Illustration of Derek Powazek by Adam Ellis

No Spectators

It’s difficult to remember now, but there was a time when companies looked at the internet and made a ponderous decision about whether or not they wanted to participate. I remember having a serious debate with a museum in Santa Cruz in 1995 about why they should have a website. They ultimately decided to go online, but not put up any photographs of the art (ostensibly out of fear nerds printing them out on their printers and skipping the museum). Really.

Those were the bad old days. No one needs convincing that they need a web presence anymore. And everyone’s pretty much accepted that a search engine is going to index their stuff. But what many companies don’t realize is that their brands are online and out of their control already. Three new sites are dragging companies (and people) into an online conversation whether they like it or not.

[Full disclosure: I have friends at all of the sites I’m about to mention, and I am an advisor to Gleamd. The world is small like that.]

Should Do ThisShould Do This

Should Do This is a fun site brought to you by the Robot Coop, the people behind 43 Things, 43 People, and All Consuming. The idea is simple: Give everyone a place to tell companies what they think they should be doing.

For example, I think that Apple should sell its iApps through the iTunes store. I think that Dick Cheney should not shoot anyone else in the face. And I think that everyone should stop laughing at my Chihuahuas. (Apparently I’m the only one who thinks so, though.)

The site encourages discussion of these suggestions, voting on favorites, and even predictions on when the suggestions will happen. This allows the site to aggregate the most popular suggestions for each recipient (at a smart URL, too). As of this writing, the number one suggestion for Apple is to make a subnotebook, with a 66% likelihood, and a guess of May 2008. It will be fun to see how these suggestions pan out over time.

The important thing here is that none of these companies asked for the advice. It’s just there – organized and sorted by the community, available to them for free, out of their control. It’s like a focus group that doesn’t cost any money, but won’t leave when the coffee runs out.

SatisfactionSatisfaction

If Should Do This feels like flip-flops, Satisfaction is the white-collared shirt version. Satisfaction was started for one simple reason: Company support systems suck. No matter the product or service, the company’s website is sure to let you down. You’re much better off doing a general web search and find help that way.

Satisfaction makes that process much more, well, satisfying. Unlike Should Do This, you can’t add any company (Satisfaction is seeding companies slowly), but once the company is there, the tools are robust. [UPDATE: You can add companies, but not immediately – they go through a review process.]

Anyone can start conversations about any aspect of the company, and people can help each other figure stuff out. But the best part is when representatives from the company actually sign up and weigh in. Satisfaction is specially designed for this.

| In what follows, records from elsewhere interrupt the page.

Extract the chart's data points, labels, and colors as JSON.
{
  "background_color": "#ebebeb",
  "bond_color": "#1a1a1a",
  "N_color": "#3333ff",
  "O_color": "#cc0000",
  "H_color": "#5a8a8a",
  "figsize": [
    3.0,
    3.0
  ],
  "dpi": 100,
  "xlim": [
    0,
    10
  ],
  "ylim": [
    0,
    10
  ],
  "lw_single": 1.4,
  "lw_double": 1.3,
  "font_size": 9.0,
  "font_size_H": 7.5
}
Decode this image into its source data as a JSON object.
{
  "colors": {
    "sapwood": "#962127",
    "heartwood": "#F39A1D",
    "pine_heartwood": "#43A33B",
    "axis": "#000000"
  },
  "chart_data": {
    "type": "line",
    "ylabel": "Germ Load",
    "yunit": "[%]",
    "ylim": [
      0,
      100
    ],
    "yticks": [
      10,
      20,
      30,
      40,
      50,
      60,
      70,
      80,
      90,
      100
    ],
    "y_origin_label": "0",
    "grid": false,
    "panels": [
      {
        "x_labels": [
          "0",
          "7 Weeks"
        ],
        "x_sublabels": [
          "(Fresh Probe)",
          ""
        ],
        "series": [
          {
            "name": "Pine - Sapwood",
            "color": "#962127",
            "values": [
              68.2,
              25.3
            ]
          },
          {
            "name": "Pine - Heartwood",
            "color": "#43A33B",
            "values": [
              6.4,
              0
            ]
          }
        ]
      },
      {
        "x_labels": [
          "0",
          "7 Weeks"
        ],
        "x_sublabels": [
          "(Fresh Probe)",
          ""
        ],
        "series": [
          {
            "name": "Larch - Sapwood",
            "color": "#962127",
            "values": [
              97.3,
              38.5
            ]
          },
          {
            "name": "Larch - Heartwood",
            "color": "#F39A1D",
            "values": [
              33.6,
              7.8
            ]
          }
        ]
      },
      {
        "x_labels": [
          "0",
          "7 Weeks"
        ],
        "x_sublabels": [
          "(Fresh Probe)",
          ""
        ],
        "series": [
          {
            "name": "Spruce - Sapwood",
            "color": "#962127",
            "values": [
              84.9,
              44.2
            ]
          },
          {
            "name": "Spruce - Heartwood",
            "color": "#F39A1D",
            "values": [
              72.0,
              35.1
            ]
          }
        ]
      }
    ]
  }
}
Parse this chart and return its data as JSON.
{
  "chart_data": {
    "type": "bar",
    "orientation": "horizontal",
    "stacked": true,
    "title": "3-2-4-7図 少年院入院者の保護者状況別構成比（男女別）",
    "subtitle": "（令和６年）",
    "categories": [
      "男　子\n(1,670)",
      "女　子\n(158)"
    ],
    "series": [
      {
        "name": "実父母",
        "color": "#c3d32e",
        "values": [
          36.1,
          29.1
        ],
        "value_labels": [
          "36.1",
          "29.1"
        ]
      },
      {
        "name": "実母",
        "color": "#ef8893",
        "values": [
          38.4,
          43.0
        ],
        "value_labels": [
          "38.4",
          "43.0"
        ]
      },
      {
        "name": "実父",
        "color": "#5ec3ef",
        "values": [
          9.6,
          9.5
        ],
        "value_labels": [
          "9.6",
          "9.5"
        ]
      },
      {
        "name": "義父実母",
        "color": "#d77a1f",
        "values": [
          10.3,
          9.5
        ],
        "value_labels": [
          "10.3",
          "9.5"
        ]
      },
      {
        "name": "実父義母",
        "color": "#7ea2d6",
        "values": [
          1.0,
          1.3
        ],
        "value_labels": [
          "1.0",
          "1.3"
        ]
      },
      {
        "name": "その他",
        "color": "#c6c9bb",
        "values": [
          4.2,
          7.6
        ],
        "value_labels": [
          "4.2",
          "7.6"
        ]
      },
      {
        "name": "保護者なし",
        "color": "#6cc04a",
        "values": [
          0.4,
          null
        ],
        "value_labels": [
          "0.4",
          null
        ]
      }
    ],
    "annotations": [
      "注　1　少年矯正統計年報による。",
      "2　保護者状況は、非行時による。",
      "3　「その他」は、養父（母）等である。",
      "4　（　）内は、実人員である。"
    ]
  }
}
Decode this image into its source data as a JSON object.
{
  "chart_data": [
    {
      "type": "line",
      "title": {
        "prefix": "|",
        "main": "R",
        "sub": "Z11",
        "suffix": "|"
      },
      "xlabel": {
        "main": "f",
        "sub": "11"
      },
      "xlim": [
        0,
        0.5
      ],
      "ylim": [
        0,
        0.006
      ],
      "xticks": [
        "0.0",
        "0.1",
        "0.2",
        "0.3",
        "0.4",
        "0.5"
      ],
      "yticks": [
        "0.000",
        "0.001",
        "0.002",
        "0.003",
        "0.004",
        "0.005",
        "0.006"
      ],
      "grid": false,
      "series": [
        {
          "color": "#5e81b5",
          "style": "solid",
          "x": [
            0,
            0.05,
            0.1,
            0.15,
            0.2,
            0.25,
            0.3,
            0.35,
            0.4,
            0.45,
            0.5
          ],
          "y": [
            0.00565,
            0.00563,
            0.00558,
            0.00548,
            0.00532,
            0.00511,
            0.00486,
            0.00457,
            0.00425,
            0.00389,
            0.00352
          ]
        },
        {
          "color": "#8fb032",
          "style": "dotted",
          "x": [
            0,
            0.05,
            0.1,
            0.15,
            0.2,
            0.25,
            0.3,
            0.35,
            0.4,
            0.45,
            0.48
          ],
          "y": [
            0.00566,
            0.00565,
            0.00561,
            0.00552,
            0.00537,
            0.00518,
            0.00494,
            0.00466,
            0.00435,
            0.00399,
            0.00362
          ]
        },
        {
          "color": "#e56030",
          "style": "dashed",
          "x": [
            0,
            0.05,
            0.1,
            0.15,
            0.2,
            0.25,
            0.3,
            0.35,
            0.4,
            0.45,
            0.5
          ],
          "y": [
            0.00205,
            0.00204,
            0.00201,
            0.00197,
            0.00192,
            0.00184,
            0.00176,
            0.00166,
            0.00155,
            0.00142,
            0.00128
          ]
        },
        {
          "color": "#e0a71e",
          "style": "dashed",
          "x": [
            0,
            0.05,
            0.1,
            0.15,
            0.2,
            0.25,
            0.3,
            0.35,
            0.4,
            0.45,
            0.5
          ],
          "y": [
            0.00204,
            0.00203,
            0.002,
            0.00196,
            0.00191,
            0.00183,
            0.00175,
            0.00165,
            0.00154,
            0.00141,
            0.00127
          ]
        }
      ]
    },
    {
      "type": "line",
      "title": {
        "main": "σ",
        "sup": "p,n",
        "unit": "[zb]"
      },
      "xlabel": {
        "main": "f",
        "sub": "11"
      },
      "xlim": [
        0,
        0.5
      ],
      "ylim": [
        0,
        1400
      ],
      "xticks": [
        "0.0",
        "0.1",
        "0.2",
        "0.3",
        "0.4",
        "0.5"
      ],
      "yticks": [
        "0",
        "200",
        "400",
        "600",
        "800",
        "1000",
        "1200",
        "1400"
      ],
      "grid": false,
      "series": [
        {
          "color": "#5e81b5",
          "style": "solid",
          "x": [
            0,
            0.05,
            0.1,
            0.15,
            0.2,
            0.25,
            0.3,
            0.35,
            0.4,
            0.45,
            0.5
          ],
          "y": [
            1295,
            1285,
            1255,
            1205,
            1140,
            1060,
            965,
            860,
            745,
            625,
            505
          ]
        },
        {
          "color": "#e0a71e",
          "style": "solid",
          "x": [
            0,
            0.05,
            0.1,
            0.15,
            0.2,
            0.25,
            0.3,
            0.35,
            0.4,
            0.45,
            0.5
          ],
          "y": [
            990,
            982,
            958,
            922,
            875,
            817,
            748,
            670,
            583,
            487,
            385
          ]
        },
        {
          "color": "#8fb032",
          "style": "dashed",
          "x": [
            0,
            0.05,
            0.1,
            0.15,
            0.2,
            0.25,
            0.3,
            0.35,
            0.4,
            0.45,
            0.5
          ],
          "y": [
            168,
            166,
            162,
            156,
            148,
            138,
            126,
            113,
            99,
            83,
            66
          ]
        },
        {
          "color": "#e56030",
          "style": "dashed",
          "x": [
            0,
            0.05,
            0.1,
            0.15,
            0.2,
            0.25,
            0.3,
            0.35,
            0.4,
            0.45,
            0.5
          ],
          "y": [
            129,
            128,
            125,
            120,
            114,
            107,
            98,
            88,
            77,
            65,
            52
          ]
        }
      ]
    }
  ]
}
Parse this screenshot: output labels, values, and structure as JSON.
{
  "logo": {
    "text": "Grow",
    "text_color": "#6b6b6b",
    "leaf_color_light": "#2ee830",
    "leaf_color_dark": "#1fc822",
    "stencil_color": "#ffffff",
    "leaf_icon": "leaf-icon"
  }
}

For a great example, check out the Satisfaction site for hipster messenger bag maker Timbuk2. There’s everything from classic support (“my clip broke!”) to customer requests (“make a petite bag for the ladies”) to invitations from the company itself (“help us design a travel bag”).

In a year, I predict that a Satisfaction account will be a standard part of every startup’s toolkit. It’s an elegant solution to a real problem, for companies and consumers alike.

The interesting part is that these sites will spring up with or without the company’s evolvement. If the company steps up to participate, that’s great, but if not, the people will help themselves.

GleamdGleamd

Gleamd does for people what the previous examples do for companies. Any member can “shine a little light on someone” by posting a bio for them. Then, other members can vote for that person. The result is an ever-changing ranking of interesting people.

The Gleamd people like to say this is “Digg for people” but I think its more like Wikipedia for biographies. The same way Wikipedia entries that get a lot of views tend to get better over time because of the many people editing and adding information, Gleamd could be come the ultimate biographer’s resource.

And just as Satisfaction allows companies to claim their discussions, Gleamd allows members to claim to be one of the biographies. There’s no way to prove who is who, but you can only claim to be one person on the site, so choose wisely.

These three sites are just the most recent examples of a trend that’s been going on for a long time. People have been posting product suggestions, customer support, and personal biographies to the net since its invention. But for a long time the net has been considered this “other place,” disconnected from the real world. These sites show what an outdated notion that is. The web is no more a separate virtual world than the phone network is.

I think sites like these also signal a shift in the balance of power. Companies (and even people) no longer have a choice about their participation on the web. We are having the conversation now, whether you like it or not.

The only choice you have left is how to reply.